By: Urikhimbam Jenison
The Manipur state government has closed down all educational institutions in the state in an attempt to curb the ongoing movement for the implementation of the Inner Line Permit System (ILPS) in Manipur. It has been a month since this decision was taken. In other words, students have been kept out of their schools and colleges for a long time already.
On July 8, Sapam Robinhood, a 16 year old student studying in the XI standard was killed by police personnel during the crackdown on a peaceful student protest that was led by the Joint Committee on Inner Line Permit System (JCILPS), Student Wing, in Tellipati area of Imphal East. Since then, all the educational institutions have remained closed following the order of the state government. The orders for temporary closure of educational institutions have been issued “in consideration of the physical safety and security of the students of all institutions in Imphal area”.
This temporary closure of the educational institutions has by now given rise to students fearing losing an academic year and falling behind in their planned careers. Despite many appeals from the teachers, CSOs, parents, and student bodies, the government has not been able to find a solution to the ILPS demand and make a decision to re-open the institutions. Instead, the government has taken to deploying police personnel in all the schools, colleges, and universities.

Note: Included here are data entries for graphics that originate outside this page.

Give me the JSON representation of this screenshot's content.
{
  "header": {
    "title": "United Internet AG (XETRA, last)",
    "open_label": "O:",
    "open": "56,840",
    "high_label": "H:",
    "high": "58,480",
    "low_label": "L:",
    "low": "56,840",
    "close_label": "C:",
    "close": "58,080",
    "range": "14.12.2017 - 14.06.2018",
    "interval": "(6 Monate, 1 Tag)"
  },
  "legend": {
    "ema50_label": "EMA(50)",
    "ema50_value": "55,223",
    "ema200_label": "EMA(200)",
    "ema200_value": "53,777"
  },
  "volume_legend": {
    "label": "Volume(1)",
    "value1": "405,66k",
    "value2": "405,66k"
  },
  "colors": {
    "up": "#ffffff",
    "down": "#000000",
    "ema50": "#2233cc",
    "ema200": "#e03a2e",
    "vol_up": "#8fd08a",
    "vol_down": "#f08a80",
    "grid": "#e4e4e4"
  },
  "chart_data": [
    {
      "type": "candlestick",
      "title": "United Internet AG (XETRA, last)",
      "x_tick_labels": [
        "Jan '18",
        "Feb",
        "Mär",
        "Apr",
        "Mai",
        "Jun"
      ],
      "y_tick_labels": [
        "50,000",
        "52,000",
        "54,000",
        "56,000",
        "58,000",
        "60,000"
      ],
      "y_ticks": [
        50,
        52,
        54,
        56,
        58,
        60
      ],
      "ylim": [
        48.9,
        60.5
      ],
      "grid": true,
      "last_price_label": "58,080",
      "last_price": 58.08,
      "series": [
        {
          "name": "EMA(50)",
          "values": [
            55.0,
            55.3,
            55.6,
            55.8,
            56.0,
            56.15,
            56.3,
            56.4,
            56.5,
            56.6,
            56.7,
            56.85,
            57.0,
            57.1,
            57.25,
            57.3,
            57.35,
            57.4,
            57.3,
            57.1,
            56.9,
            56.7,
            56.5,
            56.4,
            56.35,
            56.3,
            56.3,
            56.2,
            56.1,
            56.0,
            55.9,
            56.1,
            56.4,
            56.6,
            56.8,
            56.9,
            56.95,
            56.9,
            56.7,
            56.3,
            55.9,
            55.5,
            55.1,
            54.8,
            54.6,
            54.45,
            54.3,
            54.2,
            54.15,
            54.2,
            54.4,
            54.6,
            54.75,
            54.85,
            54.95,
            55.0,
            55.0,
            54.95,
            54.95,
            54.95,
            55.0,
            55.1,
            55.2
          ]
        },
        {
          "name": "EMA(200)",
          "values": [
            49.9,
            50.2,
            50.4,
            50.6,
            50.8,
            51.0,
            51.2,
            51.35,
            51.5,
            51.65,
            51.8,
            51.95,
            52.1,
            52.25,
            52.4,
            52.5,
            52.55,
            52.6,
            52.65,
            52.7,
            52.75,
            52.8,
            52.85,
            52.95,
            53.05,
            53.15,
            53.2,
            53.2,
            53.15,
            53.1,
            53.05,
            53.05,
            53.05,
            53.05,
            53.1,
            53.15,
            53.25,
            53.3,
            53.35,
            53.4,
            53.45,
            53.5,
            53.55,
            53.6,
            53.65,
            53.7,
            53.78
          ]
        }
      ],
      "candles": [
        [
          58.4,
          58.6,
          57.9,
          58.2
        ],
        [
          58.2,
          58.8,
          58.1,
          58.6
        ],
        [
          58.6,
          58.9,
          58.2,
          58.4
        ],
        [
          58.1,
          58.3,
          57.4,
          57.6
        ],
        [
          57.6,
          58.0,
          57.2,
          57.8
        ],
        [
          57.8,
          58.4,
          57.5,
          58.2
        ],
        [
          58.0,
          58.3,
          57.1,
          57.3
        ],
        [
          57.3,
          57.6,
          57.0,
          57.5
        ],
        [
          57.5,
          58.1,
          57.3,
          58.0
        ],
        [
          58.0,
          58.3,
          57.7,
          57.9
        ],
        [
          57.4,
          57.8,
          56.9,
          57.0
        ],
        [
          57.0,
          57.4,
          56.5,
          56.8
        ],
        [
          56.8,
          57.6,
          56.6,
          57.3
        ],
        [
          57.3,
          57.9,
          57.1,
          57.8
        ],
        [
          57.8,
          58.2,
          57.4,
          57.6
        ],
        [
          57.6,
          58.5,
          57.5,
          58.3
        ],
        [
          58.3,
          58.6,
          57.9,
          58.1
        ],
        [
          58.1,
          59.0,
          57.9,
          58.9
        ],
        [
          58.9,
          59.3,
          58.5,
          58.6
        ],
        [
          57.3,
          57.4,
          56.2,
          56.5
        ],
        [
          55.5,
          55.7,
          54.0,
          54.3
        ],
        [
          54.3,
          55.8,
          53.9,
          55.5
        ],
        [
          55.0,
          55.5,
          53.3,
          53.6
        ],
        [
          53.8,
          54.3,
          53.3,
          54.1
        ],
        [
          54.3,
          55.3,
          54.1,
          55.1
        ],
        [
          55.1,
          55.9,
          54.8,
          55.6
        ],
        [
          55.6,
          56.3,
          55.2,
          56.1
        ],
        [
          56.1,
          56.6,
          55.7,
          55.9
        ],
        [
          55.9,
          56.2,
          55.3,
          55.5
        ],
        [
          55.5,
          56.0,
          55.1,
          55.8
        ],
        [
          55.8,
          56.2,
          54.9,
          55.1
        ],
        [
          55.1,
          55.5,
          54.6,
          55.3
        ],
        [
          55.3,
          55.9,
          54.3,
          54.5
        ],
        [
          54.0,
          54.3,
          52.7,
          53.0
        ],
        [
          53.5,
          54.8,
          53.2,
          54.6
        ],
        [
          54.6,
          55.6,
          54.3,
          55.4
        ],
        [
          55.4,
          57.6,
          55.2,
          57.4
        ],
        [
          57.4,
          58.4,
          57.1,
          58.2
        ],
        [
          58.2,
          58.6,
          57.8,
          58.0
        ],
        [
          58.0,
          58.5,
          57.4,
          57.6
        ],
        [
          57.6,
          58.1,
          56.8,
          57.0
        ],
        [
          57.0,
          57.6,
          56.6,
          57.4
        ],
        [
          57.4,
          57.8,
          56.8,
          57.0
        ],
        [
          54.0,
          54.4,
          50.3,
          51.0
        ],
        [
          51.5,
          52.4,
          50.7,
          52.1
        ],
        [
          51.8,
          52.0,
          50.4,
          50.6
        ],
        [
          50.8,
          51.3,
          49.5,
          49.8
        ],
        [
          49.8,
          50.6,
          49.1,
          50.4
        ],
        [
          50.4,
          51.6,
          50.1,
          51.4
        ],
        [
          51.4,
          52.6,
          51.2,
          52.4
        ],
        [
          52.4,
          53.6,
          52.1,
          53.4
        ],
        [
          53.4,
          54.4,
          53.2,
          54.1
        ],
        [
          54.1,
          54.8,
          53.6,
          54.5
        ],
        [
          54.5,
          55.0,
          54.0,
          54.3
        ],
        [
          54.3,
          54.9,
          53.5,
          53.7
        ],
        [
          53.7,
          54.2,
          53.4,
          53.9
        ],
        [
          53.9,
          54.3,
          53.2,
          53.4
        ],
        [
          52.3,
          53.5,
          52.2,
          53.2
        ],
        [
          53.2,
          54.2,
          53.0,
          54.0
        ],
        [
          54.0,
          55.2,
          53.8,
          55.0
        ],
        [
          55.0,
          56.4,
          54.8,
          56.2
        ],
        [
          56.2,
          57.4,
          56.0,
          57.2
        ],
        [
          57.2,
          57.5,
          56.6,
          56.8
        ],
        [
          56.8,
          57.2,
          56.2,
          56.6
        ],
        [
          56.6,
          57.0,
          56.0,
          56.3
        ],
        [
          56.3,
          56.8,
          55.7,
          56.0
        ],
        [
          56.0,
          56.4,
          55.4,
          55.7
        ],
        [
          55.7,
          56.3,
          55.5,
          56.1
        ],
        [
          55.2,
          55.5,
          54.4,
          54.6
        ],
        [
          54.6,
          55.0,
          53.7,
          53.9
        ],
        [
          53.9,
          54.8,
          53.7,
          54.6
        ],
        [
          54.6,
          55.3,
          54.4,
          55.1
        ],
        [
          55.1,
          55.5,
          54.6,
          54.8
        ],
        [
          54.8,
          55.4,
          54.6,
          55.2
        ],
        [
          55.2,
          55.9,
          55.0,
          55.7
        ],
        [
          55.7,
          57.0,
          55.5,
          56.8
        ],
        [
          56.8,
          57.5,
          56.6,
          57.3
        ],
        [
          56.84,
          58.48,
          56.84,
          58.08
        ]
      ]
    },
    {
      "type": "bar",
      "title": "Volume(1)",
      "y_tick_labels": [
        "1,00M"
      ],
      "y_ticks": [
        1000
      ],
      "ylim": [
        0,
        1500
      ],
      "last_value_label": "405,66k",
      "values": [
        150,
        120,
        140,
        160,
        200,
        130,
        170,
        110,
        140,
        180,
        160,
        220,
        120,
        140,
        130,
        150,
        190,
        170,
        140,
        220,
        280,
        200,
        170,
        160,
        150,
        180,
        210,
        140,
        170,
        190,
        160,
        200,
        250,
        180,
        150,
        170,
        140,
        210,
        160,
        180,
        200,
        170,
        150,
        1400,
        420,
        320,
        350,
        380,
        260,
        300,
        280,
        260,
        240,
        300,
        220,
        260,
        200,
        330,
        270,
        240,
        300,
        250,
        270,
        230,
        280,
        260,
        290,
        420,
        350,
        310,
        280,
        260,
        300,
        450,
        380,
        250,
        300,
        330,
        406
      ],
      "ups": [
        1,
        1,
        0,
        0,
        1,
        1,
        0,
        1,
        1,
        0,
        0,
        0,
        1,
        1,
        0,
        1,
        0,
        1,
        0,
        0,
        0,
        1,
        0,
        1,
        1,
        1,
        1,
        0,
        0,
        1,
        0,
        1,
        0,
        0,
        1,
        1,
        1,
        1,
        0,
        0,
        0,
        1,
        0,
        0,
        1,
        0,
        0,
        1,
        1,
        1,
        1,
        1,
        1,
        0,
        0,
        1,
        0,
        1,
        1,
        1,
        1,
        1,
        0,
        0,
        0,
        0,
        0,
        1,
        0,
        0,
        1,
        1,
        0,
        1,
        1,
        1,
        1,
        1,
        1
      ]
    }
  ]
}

The root cause of this odd situation, wherein students are shut out of schools now packed with police and military personnel, is the government’s attempt to to suppress the movement of the Inner Line Permit System, which has been building for decades. The people living in Manipur genuinely fear that their identity will disappear in the near future if the influx of migrants is not controlled. Manipur non-residents are beginning to outnumber permanent residents in many areas, and also acquire local identity cards, provided by the government for vested interest.
The government passed a bill, titled Manipur Regulation of Visitors, Tenants and Migrant Workers (MRVT&MW) Bill 2015, on 16 March, 2015, which failed to meet the demands of the people and led to an upswell of protests. This made the movement for the ILPS, led by JCILPS stronger. And, the killing of Sapam Robinhood by the police forced the government to retract. On July 15, the government held an emergency assembly session and a motion was passed to withdraw the Bill, without introducing an alternative, which is not in accord with procedure.
Since Sapam Robinhood’s killing, every nook and corner of state has resounded with the protest. The demand is for implementation of the ILPS and punishment for the officer involved in killing a student who participated in a peaceful protest. Student bodies have taken the step to boycott all governmental departments until their demands are fulfilled by the government. In support of the late Sapam Robinhood, students, CSOs, and social activists across the state have been demanding justice to the victim’s family and implementation of the ILPS.
While people living in Manipur have been protesting for the implementation of the Inner Line Permit System, the rest of India has interpreted this as an anti-Indian or anti-mainlander fight, which is an incorrect interpretation. The people of Manipur are seeking that the government protects them from losing their ancestral place, and there is a fear that indigenous Manipuris will become minorities in their own land. It is not that the people want to prevent outsiders from entering Manipur. The fears of the Manipuris have been realized in Tripura, where the Tripuris have became a minority in their own ancestral land.
The government has been on the back foot since Sapam Robinhood’s killing. And, it is the government’s attempt to regain control that has resulted in the decision to to close down the schools and universities.
This, however, is not the first time the people, and in particular the students, of Manipur have had to experience of shut-down of educational institutions. For instance, institutions were shut in 2001 in relation to the Naga ceasefire, which, in Manipur, resulted in a people uprising. Then again, in 2004 they were closed to try and control the rage following the news of the rape and murder of Th. Manorama by Assam Rifles personnel. The year 2009 witnessed the same, following the killing of Rubina, a 7 month pregnant woman, and Sanjit, by police commandoes. And, most recently and something that is ongoing, in 2015, the Dzukou Valley dispute between Manipur and Nagaland is keeping students away from the schools and colleges in the Mao area of Manipur. So, in some sense shutting down schools and universities is standard operating procedure for the government in times of emergencies when misgovernance or brutal crimes following by impunity unsettles the population.
Following the order of the state government for the temporary closure of institutions, yet another order was issued to deploy police personnel in all the schools, colleges, universities, and other such institutions. And, now police officials deployed in the schools and colleges have taken to misusing the compounds: by playing cards, drinking, and smoking. Some students, who arrived at their respective campuses out of desire that their institutions be reopened, even confronted these officers. The prevailing environment of police personnel camped out in educational institutions has only generated insecurity amongst the students. And, while it is police officials occupying educational institutions in the Imphal City, in the outskirts, it is out and out militarisation, with the Assam Rifles and paramilitary forces having taken over the compounds of schools and colleges.
The central and state government have taken no steps to bring this movement and the root conflict to an end. Officials appear intent to only hold onto their chairs. The people of Manipur are grieving at heart, wondering why is it that the state and central government, which has all the power and infrastructure, cannot put an end to the conflict? Who benefits from the continuing conflicts? How long does the government plan to keep the people, the students, under soldier’s boots?